Ehrenamtliche der Enkenbacher Tafel wollen Geflüchteten ein neues Zuhause geben. Die Vorsitzende Brigitte Schulz erzählt im Interview, wie sie sich für eine bessere Willkommenskultur einsetzen.
Bei der Tafel in Enkenbach im Kreis Kaiserslautern arbeiten Allrounder. Die rund 35 Mitarbeitenden vergeben Lebensmittel an Bedürftige, unterrichten Deutsch und bieten Wanderführungen durch den Pfälzerwald an. Mit verschiedenen Aktionen und Veranstaltungen wollen sie so das Gemeinschaftsgefühl aller im Ort stärken.
SWR Aktuell: Frau Schulz, Sie wollen als Tafel-Team ein "home away from home" sein. Wie machen sie das?
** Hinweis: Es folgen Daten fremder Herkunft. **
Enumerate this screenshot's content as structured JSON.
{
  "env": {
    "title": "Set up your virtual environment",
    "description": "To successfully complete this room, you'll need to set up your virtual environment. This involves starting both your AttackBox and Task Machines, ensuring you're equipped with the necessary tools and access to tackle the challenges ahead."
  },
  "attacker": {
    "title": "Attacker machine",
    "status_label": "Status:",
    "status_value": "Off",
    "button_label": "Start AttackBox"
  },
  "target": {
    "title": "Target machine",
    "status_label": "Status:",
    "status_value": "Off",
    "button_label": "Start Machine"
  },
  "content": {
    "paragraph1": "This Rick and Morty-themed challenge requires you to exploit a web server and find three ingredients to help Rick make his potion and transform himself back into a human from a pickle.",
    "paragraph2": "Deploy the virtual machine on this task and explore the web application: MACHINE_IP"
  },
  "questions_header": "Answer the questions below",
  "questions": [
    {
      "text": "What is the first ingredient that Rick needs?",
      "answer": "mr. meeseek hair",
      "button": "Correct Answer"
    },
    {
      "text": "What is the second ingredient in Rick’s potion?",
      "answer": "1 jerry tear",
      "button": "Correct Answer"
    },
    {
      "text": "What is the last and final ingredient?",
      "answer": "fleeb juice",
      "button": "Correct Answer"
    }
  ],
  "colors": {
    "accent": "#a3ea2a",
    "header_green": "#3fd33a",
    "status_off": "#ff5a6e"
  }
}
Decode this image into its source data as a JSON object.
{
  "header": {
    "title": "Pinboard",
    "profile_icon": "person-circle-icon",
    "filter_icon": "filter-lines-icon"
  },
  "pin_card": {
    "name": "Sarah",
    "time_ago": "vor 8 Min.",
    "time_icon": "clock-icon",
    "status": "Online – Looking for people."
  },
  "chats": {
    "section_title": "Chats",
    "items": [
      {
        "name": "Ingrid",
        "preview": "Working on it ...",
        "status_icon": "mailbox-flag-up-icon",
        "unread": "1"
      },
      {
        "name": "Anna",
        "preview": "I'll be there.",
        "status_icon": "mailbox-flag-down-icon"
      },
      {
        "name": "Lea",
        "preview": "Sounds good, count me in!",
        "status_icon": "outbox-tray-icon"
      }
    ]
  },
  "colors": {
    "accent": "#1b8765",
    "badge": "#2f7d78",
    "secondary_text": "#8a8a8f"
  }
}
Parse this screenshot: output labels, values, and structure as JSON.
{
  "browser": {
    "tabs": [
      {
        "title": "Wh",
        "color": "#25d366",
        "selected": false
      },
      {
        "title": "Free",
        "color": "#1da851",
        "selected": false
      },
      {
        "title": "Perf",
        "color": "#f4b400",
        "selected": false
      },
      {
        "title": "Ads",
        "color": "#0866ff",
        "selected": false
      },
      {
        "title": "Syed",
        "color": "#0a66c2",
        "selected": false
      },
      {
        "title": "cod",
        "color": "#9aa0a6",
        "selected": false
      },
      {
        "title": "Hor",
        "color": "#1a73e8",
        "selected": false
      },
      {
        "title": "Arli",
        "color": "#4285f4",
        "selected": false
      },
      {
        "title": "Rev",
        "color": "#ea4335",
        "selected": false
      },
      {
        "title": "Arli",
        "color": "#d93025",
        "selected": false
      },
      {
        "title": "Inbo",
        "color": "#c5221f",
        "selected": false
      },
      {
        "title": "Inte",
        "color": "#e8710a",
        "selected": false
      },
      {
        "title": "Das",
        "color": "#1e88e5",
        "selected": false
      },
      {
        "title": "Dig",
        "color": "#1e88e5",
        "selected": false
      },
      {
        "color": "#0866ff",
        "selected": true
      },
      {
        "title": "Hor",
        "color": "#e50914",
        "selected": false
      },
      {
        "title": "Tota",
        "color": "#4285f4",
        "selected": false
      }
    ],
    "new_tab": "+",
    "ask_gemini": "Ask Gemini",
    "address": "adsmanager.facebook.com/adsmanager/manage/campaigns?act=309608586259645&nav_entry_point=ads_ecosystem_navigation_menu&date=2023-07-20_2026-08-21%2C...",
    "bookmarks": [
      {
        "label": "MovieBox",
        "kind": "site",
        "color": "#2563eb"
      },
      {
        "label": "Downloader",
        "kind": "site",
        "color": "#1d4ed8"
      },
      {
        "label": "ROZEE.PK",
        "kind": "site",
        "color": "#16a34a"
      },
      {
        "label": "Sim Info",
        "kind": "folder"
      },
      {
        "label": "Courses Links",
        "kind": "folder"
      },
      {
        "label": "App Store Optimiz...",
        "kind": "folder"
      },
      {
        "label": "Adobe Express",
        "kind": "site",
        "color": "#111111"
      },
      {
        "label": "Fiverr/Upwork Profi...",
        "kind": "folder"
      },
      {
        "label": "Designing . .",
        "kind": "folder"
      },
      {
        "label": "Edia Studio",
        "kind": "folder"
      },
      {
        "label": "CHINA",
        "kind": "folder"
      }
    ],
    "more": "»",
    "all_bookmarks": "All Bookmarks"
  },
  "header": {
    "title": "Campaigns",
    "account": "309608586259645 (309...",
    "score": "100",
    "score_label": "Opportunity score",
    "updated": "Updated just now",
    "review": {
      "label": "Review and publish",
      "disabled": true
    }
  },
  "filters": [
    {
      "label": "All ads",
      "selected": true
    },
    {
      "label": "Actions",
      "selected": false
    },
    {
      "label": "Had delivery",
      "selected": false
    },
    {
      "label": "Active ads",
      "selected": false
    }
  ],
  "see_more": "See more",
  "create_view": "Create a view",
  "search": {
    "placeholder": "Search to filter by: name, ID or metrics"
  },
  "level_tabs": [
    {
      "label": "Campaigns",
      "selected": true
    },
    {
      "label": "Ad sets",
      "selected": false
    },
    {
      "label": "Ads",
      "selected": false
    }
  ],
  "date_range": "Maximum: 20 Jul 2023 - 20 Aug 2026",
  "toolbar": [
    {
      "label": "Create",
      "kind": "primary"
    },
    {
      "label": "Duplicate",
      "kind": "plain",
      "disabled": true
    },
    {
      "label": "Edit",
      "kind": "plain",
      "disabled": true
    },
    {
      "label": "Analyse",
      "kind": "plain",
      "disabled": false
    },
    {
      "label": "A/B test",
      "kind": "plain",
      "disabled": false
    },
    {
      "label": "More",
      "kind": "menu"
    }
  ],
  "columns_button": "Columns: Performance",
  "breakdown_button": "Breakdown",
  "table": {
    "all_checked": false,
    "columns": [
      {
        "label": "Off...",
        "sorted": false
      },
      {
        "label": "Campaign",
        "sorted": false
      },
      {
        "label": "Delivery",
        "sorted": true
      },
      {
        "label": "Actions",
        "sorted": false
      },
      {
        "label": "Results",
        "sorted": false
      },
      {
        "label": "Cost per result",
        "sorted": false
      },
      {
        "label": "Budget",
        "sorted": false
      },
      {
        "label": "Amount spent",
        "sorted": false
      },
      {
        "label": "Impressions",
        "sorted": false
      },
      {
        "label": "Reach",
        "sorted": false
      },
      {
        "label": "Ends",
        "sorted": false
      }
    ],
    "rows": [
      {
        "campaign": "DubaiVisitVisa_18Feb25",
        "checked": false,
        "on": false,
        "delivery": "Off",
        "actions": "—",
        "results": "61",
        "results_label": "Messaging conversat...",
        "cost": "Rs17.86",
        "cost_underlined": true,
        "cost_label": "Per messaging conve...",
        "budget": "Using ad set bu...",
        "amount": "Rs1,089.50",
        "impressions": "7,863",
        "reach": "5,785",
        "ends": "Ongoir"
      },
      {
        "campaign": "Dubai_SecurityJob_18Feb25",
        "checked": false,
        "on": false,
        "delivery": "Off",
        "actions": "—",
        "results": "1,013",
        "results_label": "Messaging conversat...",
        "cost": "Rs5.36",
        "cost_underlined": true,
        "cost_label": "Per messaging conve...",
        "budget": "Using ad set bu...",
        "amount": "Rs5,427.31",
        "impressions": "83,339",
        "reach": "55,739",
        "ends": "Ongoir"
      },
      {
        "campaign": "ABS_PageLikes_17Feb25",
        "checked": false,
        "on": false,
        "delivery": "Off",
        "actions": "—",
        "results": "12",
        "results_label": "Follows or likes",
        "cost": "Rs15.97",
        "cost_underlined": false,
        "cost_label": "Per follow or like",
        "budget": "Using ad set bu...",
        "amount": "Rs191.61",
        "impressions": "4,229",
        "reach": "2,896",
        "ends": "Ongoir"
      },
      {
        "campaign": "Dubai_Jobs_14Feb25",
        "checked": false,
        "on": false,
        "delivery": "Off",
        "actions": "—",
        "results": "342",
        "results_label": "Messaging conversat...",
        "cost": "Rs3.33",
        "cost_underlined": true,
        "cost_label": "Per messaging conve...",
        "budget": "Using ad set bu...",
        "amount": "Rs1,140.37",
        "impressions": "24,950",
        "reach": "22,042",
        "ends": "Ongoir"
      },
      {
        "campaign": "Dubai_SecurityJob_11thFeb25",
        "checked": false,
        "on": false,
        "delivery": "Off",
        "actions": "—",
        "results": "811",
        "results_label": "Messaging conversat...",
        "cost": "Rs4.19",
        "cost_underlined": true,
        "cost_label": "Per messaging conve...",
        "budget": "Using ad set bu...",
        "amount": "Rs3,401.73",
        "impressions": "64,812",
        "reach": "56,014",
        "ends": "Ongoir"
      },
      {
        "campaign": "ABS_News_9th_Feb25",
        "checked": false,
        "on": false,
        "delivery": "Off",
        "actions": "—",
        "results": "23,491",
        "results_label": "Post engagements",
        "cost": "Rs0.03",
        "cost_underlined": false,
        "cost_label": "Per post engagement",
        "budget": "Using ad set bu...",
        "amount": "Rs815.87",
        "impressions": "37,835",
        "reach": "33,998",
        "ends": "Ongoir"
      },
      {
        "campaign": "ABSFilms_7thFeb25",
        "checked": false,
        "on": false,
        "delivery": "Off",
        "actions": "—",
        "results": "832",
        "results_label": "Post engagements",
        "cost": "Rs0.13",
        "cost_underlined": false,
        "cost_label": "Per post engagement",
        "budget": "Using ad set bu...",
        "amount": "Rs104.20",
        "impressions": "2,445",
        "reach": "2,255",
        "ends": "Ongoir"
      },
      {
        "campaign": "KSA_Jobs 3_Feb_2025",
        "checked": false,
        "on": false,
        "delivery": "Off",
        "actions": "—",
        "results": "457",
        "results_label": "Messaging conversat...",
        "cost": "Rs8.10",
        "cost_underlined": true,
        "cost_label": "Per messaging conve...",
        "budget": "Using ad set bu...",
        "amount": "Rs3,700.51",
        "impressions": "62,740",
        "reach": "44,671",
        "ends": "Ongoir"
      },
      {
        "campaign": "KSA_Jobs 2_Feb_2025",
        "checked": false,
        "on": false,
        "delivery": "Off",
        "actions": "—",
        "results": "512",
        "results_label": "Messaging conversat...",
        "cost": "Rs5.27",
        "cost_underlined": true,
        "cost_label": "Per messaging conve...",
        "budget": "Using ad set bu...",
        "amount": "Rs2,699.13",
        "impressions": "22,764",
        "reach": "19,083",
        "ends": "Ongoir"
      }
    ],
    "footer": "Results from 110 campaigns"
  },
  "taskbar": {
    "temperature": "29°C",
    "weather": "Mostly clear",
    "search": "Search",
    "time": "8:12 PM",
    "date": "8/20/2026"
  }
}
Schulz: Zum Beispiel nach Beginn des Ukrainekrieges kamen plötzlich dutzende Frauen und Kinder hier an und die hatten natürlich keine Möglichkeit, sich zu treffen, weil die alle in kleinen Wohnungen wohnen. Dann haben wir ein Begegnungscafé eröffnet. Jeden Donnerstagnachmittag für zwei Stunden. So wollten wir einerseits ein soziales Umfeld schaffen, andererseits auch mit den furchtbar vielen Formularen helfen. Heißt, sie auszufüllen für das Jobcenter oder die Ausländerbehörde.
Ich bin promovierte Politologin und ich muss ehrlich sagen, dass ich manchmal selbst nicht weiß, was das mit den Formularen eigentlich alles soll. Außerdem haben wir vier pensionierte Lehrer und Lehrerinnen, die gehen auch nach Hause zu den Familien und helfen beim Hausaufgaben machen zum Beispiel oder helfen auch mit Arztbesuchen, organisieren also alle möglichen Sachen.
Wir haben eine Kleiderkammer. Wir besorgen Wohnungen, wir organisieren Fahrräder, Möbelstücke, eigentlich alles, was man braucht. Und das hoffentlich alles mit einem freundlichen Lächeln dabei.
SWR Aktuell: Wie gut funktioniert die Integration durch ihr Engagement im Ort?
Schulz: Wir sprechen in Deutschland so viel über Integration. Wenn mir Leute sagen, die Flüchtlinge sollen sich integrieren, dann frage ich: „Entschuldigung, was genau meinen Sie damit? Meinen Sie damit Deutsch lernen? Meinen Sie damit, dass Sie arbeiten gehen sollen?“ Oft weiß man eigentlich selbst nicht, was es bedeutet, deutsch zu sein. Vielen ist nicht klar, was Integration eigentlich genau heißt.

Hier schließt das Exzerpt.